Des personnes âgées de plus en plus précaires
« Au fil des ans, la hausse lente mais constante des personnes âgées reçues dans nos accueils est une tendance qui se confirme », explique Daniel Verger, responsable du pôle Études, recherches et opinion au Secours Catholique. Cette hausse de 5 % en sept ans a pour principale cause l’insuffisance de ressources financières des retraités. Les faibles pensions et le minimum vieillesse ne leur permettent pas de faire face au coût de la vie.
« Les carrières fragmentées et la solitude sont aussi causes de cette précarité, ajoute Daniel Verger. D’autres retraités qui sont au-dessus du seuil de pauvreté sont parfois à la limite : certains propriétaires n’ayant pas fini de payer leur crédit, d’autres ayant des problèmes de santé qui, bien que pris en charge, entraînent d’autres dépenses de mobilité ou d’énergie. »
Aujourd’hui, 80% des personnes âgées venant au Secours Catholique vivent seules. Nombreuses sont celles qui recherchent un peu de convivialité, et quelques-unes demandent à être bénévoles.
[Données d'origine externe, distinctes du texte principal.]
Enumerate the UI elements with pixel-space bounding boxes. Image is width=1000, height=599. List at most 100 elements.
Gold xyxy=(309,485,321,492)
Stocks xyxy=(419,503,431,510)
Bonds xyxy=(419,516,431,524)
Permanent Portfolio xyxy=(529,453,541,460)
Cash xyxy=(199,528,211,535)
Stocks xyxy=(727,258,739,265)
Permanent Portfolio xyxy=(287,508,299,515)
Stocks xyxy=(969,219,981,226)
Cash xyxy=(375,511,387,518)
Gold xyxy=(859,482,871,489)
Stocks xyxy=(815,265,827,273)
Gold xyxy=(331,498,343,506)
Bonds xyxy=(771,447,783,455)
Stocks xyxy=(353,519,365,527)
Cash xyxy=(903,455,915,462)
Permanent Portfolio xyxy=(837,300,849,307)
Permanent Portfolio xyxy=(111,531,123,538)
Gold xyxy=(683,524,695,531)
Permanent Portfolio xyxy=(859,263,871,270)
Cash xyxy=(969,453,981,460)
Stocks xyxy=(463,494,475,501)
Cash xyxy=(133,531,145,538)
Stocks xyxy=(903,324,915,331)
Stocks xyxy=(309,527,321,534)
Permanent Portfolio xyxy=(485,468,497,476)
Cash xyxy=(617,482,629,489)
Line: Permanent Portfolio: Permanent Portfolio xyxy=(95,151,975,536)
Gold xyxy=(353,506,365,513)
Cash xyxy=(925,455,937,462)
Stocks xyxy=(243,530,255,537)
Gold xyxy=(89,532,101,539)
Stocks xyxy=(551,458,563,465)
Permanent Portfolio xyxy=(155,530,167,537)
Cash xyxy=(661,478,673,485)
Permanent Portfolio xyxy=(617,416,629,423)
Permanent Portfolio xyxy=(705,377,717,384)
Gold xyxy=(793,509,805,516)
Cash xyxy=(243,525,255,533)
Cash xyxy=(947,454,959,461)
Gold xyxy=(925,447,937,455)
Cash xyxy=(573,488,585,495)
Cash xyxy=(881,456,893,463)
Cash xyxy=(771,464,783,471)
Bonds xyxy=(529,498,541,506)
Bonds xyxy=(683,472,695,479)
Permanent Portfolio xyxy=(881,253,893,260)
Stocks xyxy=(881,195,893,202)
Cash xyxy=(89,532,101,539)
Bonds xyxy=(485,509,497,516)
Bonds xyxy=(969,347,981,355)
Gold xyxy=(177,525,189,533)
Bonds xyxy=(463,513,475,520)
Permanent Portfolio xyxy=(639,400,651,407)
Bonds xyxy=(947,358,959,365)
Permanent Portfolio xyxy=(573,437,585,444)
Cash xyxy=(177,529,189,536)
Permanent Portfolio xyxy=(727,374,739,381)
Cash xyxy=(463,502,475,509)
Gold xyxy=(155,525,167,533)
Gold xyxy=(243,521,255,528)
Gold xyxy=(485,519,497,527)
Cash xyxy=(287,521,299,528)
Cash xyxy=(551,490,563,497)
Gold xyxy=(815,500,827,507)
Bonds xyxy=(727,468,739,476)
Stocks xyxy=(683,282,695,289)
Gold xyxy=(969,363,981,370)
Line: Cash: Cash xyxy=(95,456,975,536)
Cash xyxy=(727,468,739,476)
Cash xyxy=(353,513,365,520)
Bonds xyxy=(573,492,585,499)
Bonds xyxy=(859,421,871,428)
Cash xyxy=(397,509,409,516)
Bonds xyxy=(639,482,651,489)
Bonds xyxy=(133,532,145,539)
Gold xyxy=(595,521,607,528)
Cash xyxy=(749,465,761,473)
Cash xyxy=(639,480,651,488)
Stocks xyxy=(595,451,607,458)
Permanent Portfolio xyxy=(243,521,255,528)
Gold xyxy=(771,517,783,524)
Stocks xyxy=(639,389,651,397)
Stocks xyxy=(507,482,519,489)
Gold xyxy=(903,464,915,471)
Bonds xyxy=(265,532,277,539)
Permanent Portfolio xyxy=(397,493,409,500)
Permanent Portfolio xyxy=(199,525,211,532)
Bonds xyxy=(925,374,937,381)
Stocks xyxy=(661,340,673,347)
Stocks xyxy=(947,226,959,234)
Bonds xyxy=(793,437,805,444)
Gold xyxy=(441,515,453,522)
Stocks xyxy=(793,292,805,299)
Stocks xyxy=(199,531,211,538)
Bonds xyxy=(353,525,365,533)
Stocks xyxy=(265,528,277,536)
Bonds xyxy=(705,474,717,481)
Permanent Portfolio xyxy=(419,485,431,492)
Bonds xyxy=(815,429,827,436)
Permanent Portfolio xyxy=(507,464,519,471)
Des étrangers sans statut légal en grande détresse
Le rapport Statistiques 2017 confirme l’augmentation d’étrangers dans les accueils du Secours Catholique, avec une diminution du nombre d’étrangers régularisés mais une augmentation d’étrangers en attente de statut légal.
Ceux-ci vivent dans une détresse qu’amplifie l’entrave aux quelques droits qui leur sont reconnus. Notamment le droit d’être hébergé sans conditions. « Le 115 des grandes villes, rapporte Claire Sabah, chargée du projet Accueil et droits des étrangers au Secours Catholique, exige certaines conditions pour bénéficier d’un abri d’urgence : être malade, être enceinte ou accompagnée d’enfants de moins de trois ans. »
Dans les accueils, les étrangers apprennent le français, accèdent aux loisirs et à la culture ou au soutien scolaire, et font l’objet d’une écoute attentive. Pour fuir l’oisiveté, rencontrer et aider les autres, souvent ils deviennent bénévoles. Les plus jeunes sont de plus en plus nombreux à s’engager au sein du mouvement Young Caritas.